I get asked the flip as well, what is considered too long at one organization, does it raise any red flags?

I worked at a company called Vision Critical for 11 years. I had four different roles during my tenure, but I felt that I was growing with every new opportunity there. When I felt that I couldn’t learn any more at the pace that I like growing, it was finally time for me to move on.

Typically staying at a company doesn’t raise any flags, especially if you can see that the candidate has grown in their career and their responsibilities, but if the candidate has a singular title for the last eight years, I would dive deeper to understand why there wasn’t any growth.

Questions that may run in my mind

  • Why were they not promoted?
  • Is there any other evidence that there has been growth in the role?
  • Is there a lack of drive or initiative?
  • Have they worked at other companies or is it just one company?
  • Is the candidate at a terminal level? Are they a Staff, Senior Staff, Principal, Lead, etc? Not a red flag.

There are a lot of different (good) reasons as to why this can happen, so I would dive deeper with the candidate and understand why they had that singular role.

Do your research

The most important thing that you can do is research. Dive deep and research the organization, the security leaders, understand how the organization is set up, read the employee glassdoor reviews, read blind, ask friends working at the company many questions.
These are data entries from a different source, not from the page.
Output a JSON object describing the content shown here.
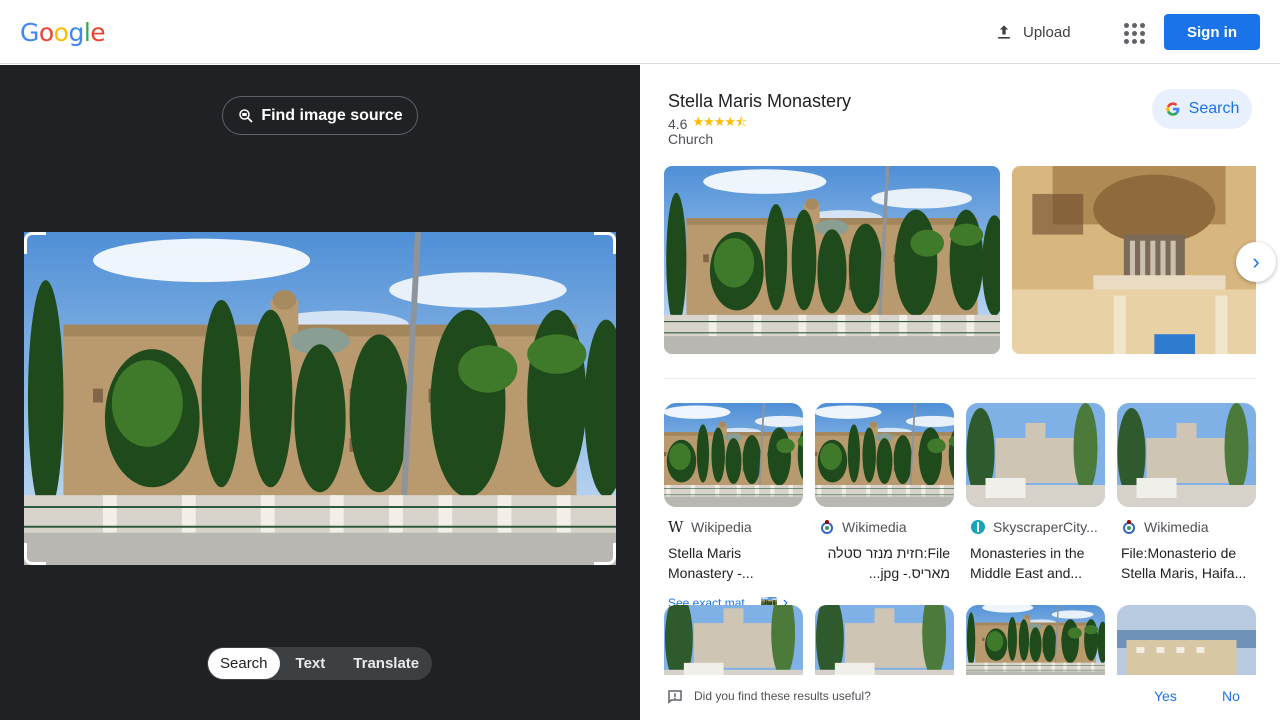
{
  "header": {
    "logo": [
      "G",
      "o",
      "o",
      "g",
      "l",
      "e"
    ],
    "logo_colors": [
      "#4285F4",
      "#EA4335",
      "#FBBC05",
      "#4285F4",
      "#34A853",
      "#EA4335"
    ],
    "upload_label": "Upload",
    "signin_label": "Sign in"
  },
  "left": {
    "find_source_label": "Find image source",
    "modes": [
      "Search",
      "Text",
      "Translate"
    ],
    "active_mode": "Search"
  },
  "knowledge_panel": {
    "title": "Stella Maris Monastery",
    "rating": "4.6",
    "rating_stars": 4.6,
    "type": "Church",
    "search_label": "Search"
  },
  "matches": [
    {
      "source": "Wikipedia",
      "title": "Stella Maris Monastery -...",
      "rtl": false,
      "icon": "wikipedia-icon"
    },
    {
      "source": "Wikimedia",
      "title": "File:חזית מנזר סטלה מאריס.- jpg...",
      "rtl": true,
      "icon": "wikimedia-icon"
    },
    {
      "source": "SkyscraperCity...",
      "title": "Monasteries in the Middle East and...",
      "rtl": false,
      "icon": "skyscrapercity-icon"
    },
    {
      "source": "Wikimedia",
      "title": "File:Monasterio de Stella Maris, Haifa...",
      "rtl": false,
      "icon": "wikimedia-icon"
    }
  ],
  "see_exact_label": "See exact mat...",
  "feedback": {
    "question": "Did you find these results useful?",
    "yes": "Yes",
    "no": "No"
  },
  "colors": {
    "accent": "#1a73e8",
    "left_bg": "#202124",
    "star": "#fbbc04"
  }
}
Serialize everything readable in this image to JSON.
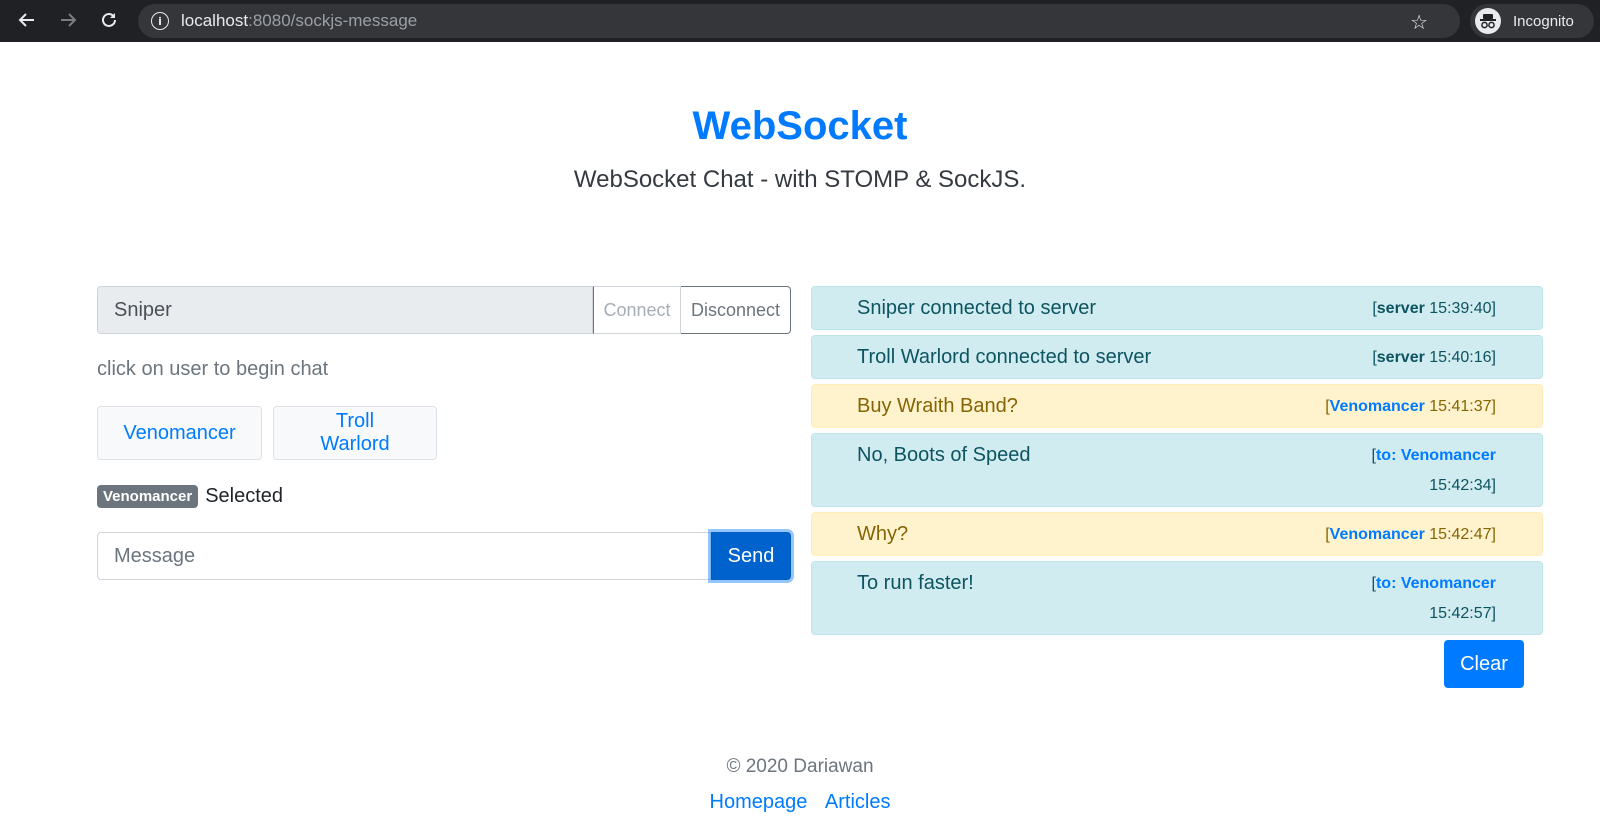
{
  "browser": {
    "url_host": "localhost",
    "url_rest": ":8080/sockjs-message",
    "profile_label": "Incognito",
    "icons": {
      "back": "arrow-left-icon",
      "forward": "arrow-right-icon",
      "reload": "reload-icon",
      "info": "info-icon",
      "star": "star-icon",
      "incognito": "incognito-icon"
    }
  },
  "header": {
    "title": "WebSocket",
    "subtitle": "WebSocket Chat - with STOMP & SockJS."
  },
  "connection": {
    "username_value": "Sniper",
    "connect_label": "Connect",
    "disconnect_label": "Disconnect"
  },
  "users": {
    "hint": "click on user to begin chat",
    "list": [
      "Venomancer",
      "Troll Warlord"
    ],
    "selected_badge": "Venomancer",
    "selected_label": "Selected"
  },
  "composer": {
    "placeholder": "Message",
    "value": "",
    "send_label": "Send"
  },
  "messages": [
    {
      "text": "Sniper connected to server",
      "who": "server",
      "time": "15:39:40",
      "type": "info"
    },
    {
      "text": "Troll Warlord connected to server",
      "who": "server",
      "time": "15:40:16",
      "type": "info"
    },
    {
      "text": "Buy Wraith Band?",
      "who": "Venomancer",
      "time": "15:41:37",
      "type": "warning"
    },
    {
      "text": "No, Boots of Speed",
      "who": "to: Venomancer",
      "time": "15:42:34",
      "type": "info"
    },
    {
      "text": "Why?",
      "who": "Venomancer",
      "time": "15:42:47",
      "type": "warning"
    },
    {
      "text": "To run faster!",
      "who": "to: Venomancer",
      "time": "15:42:57",
      "type": "info"
    }
  ],
  "clear_label": "Clear",
  "footer": {
    "copyright": "© 2020 Dariawan",
    "links": [
      "Homepage",
      "Articles"
    ]
  },
  "colors": {
    "primary": "#007bff",
    "info_bg": "#d1ecf1",
    "warning_bg": "#fff3cd",
    "badge_bg": "#6c757d"
  }
}
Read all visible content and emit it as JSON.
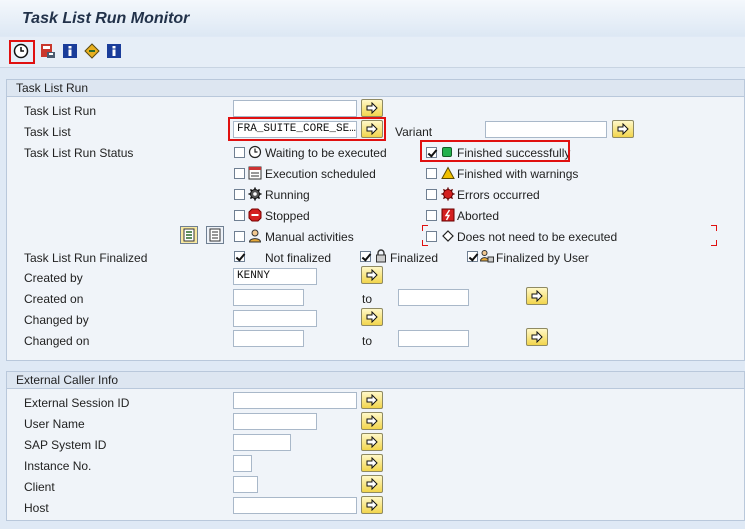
{
  "title": "Task List Run Monitor",
  "colors": {
    "highlight": "#e01010",
    "success": "#22b14c",
    "error": "#d42020",
    "warning": "#f0c000"
  },
  "toolbar": {
    "icons": [
      "clock-execute-icon",
      "save-variant-icon",
      "info-icon",
      "nav-icon",
      "info-icon-2"
    ]
  },
  "task_list_run_group": {
    "title": "Task List Run",
    "labels": {
      "task_list_run": "Task List Run",
      "task_list": "Task List",
      "status": "Task List Run Status",
      "finalized": "Task List Run Finalized",
      "created_by": "Created by",
      "created_on": "Created on",
      "changed_by": "Changed by",
      "changed_on": "Changed on"
    },
    "task_list_value": "FRA_SUITE_CORE_SE…",
    "variant_label": "Variant",
    "statuses_left": [
      {
        "label": "Waiting to be executed",
        "icon": "clock-icon"
      },
      {
        "label": "Execution scheduled",
        "icon": "schedule-icon"
      },
      {
        "label": "Running",
        "icon": "gear-icon"
      },
      {
        "label": "Stopped",
        "icon": "stop-icon"
      },
      {
        "label": "Manual activities",
        "icon": "person-icon"
      }
    ],
    "statuses_right": [
      {
        "label": "Finished successfully",
        "icon": "green-square-icon",
        "checked": true
      },
      {
        "label": "Finished with warnings",
        "icon": "warning-triangle-icon",
        "checked": false
      },
      {
        "label": "Errors occurred",
        "icon": "error-icon",
        "checked": false
      },
      {
        "label": "Aborted",
        "icon": "aborted-icon",
        "checked": false
      },
      {
        "label": "Does not need to be executed",
        "icon": "diamond-icon",
        "checked": false
      }
    ],
    "finalized_options": [
      {
        "label": "Not finalized",
        "checked": true
      },
      {
        "label": "Finalized",
        "checked": true
      },
      {
        "label": "Finalized by User",
        "checked": true
      }
    ],
    "created_by_value": "KENNY",
    "to_label": "to"
  },
  "external_caller_group": {
    "title": "External Caller Info",
    "labels": {
      "session": "External Session ID",
      "user": "User Name",
      "system": "SAP System ID",
      "instance": "Instance No.",
      "client": "Client",
      "host": "Host"
    }
  }
}
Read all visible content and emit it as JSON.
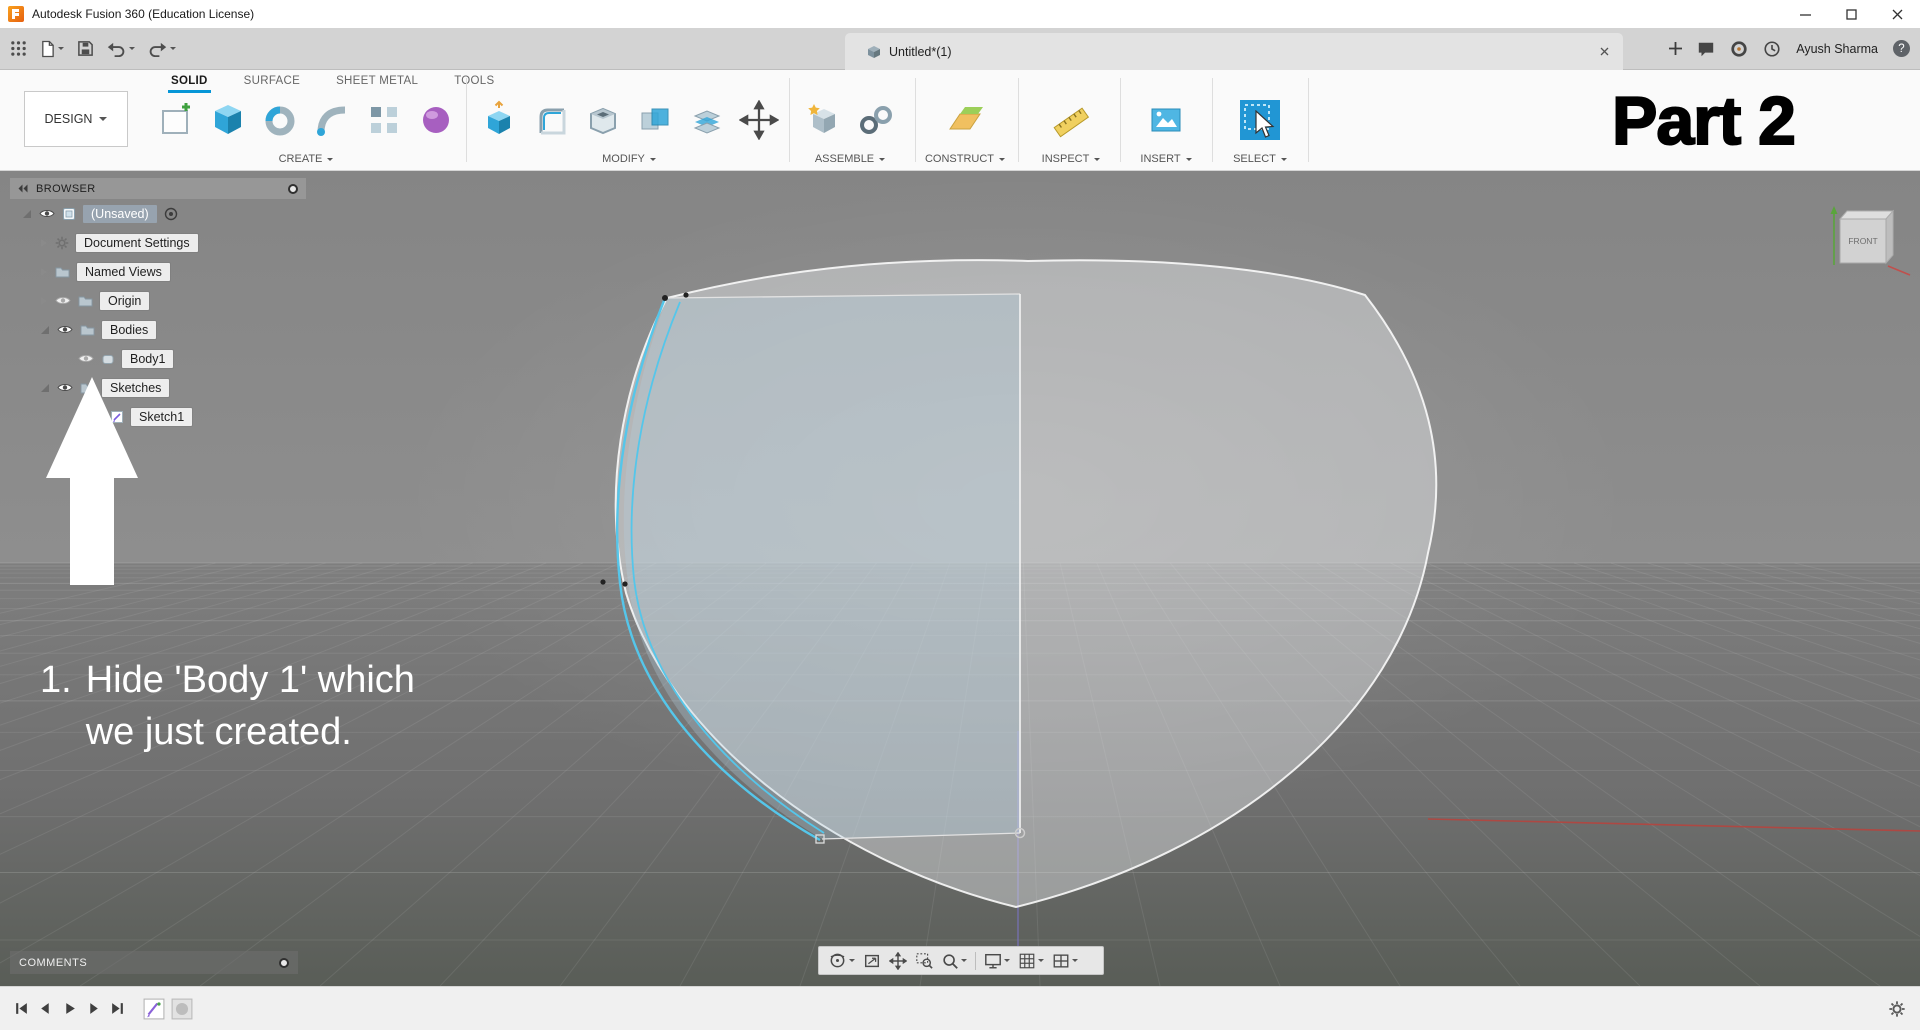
{
  "colors": {
    "accent_blue": "#0696d7",
    "select_tool_blue": "#2196d4",
    "sketch_highlight_cyan": "#55c6ea",
    "axis_red": "#c0504d",
    "annotation_white": "#ffffff",
    "part_label_black": "#000000"
  },
  "title_bar": {
    "app_title": "Autodesk Fusion 360 (Education License)"
  },
  "quick_bar": {
    "document_tab_label": "Untitled*(1)",
    "user_name": "Ayush Sharma",
    "help_glyph": "?"
  },
  "ribbon": {
    "design_menu_label": "DESIGN",
    "tabs": [
      {
        "label": "SOLID",
        "active": true
      },
      {
        "label": "SURFACE",
        "active": false
      },
      {
        "label": "SHEET METAL",
        "active": false
      },
      {
        "label": "TOOLS",
        "active": false
      }
    ],
    "groups": [
      {
        "label": "CREATE"
      },
      {
        "label": "MODIFY"
      },
      {
        "label": "ASSEMBLE"
      },
      {
        "label": "CONSTRUCT"
      },
      {
        "label": "INSPECT"
      },
      {
        "label": "INSERT"
      },
      {
        "label": "SELECT"
      }
    ]
  },
  "browser": {
    "header_label": "BROWSER",
    "items": [
      {
        "label": "(Unsaved)",
        "selected": true
      },
      {
        "label": "Document Settings"
      },
      {
        "label": "Named Views"
      },
      {
        "label": "Origin"
      },
      {
        "label": "Bodies"
      },
      {
        "label": "Body1"
      },
      {
        "label": "Sketches"
      },
      {
        "label": "Sketch1"
      }
    ]
  },
  "viewcube": {
    "face_label": "FRONT"
  },
  "comments_bar": {
    "label": "COMMENTS"
  },
  "annotations": {
    "part_label": "Part 2",
    "step_number": "1.",
    "step_line1": "Hide 'Body 1' which",
    "step_line2": "we just created."
  }
}
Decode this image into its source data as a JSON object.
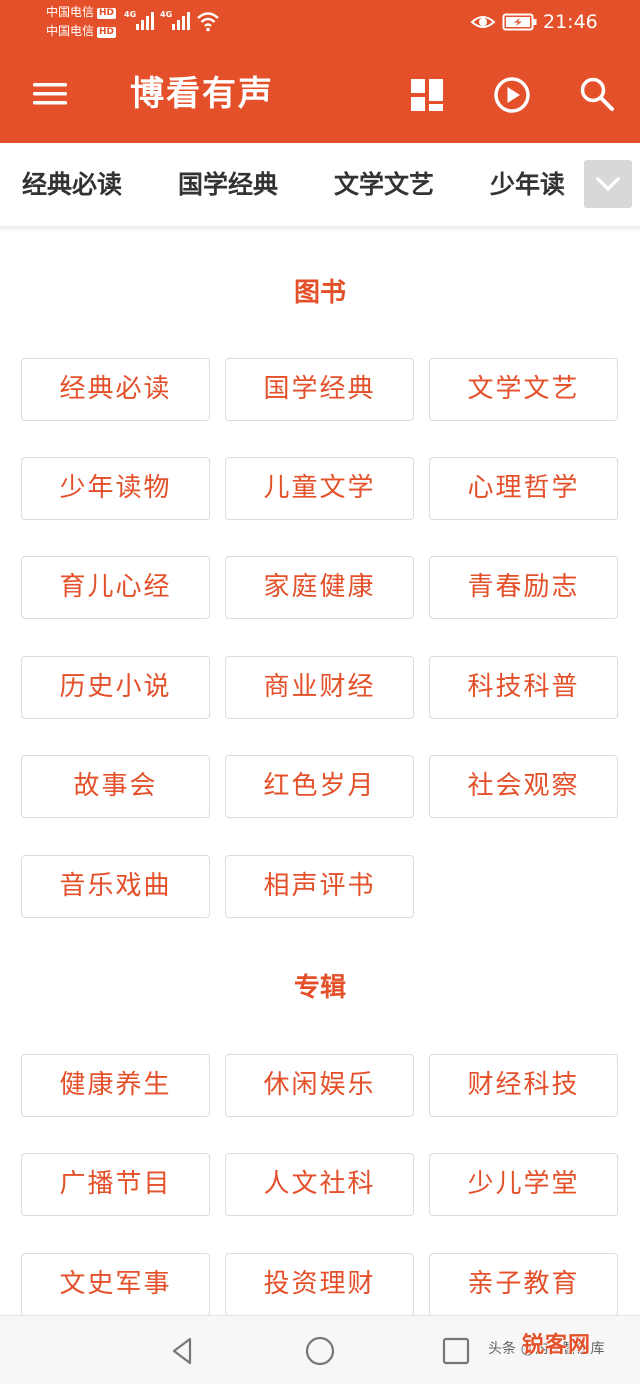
{
  "status_bar": {
    "carrier_1": "中国电信",
    "carrier_2": "中国电信",
    "hd": "HD",
    "network_1": "4G",
    "network_2": "4G",
    "time": "21:46"
  },
  "toolbar": {
    "title": "博看有声",
    "icons": [
      "menu-icon",
      "grid-icon",
      "play-circle-icon",
      "search-icon"
    ]
  },
  "tabs": [
    "经典必读",
    "国学经典",
    "文学文艺",
    "少年读"
  ],
  "sections": {
    "books": {
      "title": "图书",
      "items": [
        "经典必读",
        "国学经典",
        "文学文艺",
        "少年读物",
        "儿童文学",
        "心理哲学",
        "育儿心经",
        "家庭健康",
        "青春励志",
        "历史小说",
        "商业财经",
        "科技科普",
        "故事会",
        "红色岁月",
        "社会观察",
        "音乐戏曲",
        "相声评书"
      ]
    },
    "albums": {
      "title": "专辑",
      "items": [
        "健康养生",
        "休闲娱乐",
        "财经科技",
        "广播节目",
        "人文社科",
        "少儿学堂",
        "文史军事",
        "投资理财",
        "亲子教育"
      ]
    }
  },
  "watermark": {
    "text": "头条 @内蒙智慧库",
    "logo": "锐客网"
  },
  "colors": {
    "accent": "#E4502A",
    "chip_border": "#dcdcdc",
    "tab_text": "#333333"
  }
}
You can’t do this to all of the companies that you have applied to, but if you are targeting specific companies or if you have gotten scheduled for the onsite interviews, you should dive really deep and don’t be afraid to ask hard questions.

As a hiring manager, I love those sorts of questions and it shows me that the candidate is really invested into the organization. I have worked for companies that had poor glassdoor reviews and I have had a lot of questions from candidates about it. I want candidates to know what they can expect from the company and why there are poor reviews. The worst thing that I can do as a hiring manager is not paint a real picture for the candidate or new employee.

Practice Interviewing

I know that I will get a lot of flack from my recruiter friends about this, but interviewing is a skill and some skills you need practice.

I recommend that before you apply to your dream job, you should apply to a number of other companies. Also, whenever recruiters reach out, take that opportunity to take interviews. A candidate that is more articulate and relaxed will be able to get further into the interview process.

There are a lot of benefits to interviewing:

  • As mentioned, interviewing is a skill and it needs to be practiced
  • The Security Engineering process of interviewing changes, it is always good to know what is happening in the industry
  • You better understand the compensation bands and if you are being fairly compensated with your current employer
  • You get to meet a lot of new people and hopefully you meet leaders that you want to work with

Do not burn bridges when interviewing, our community is small and people have long memories.

5 Next Role Takeaways

Here are some questions that you should have before you accept your next role:

  • What is my objective for the next role?
  • Will the leaders in this company push me to the next level?
  • Does my puzzle piece fit into their puzzle?
  • Is the role an evolutionary step forward (or am I running away from my current job)?
  • Have I done enough research to feel comfortable with my decision?

Best of luck to all of you job seekers in 2025.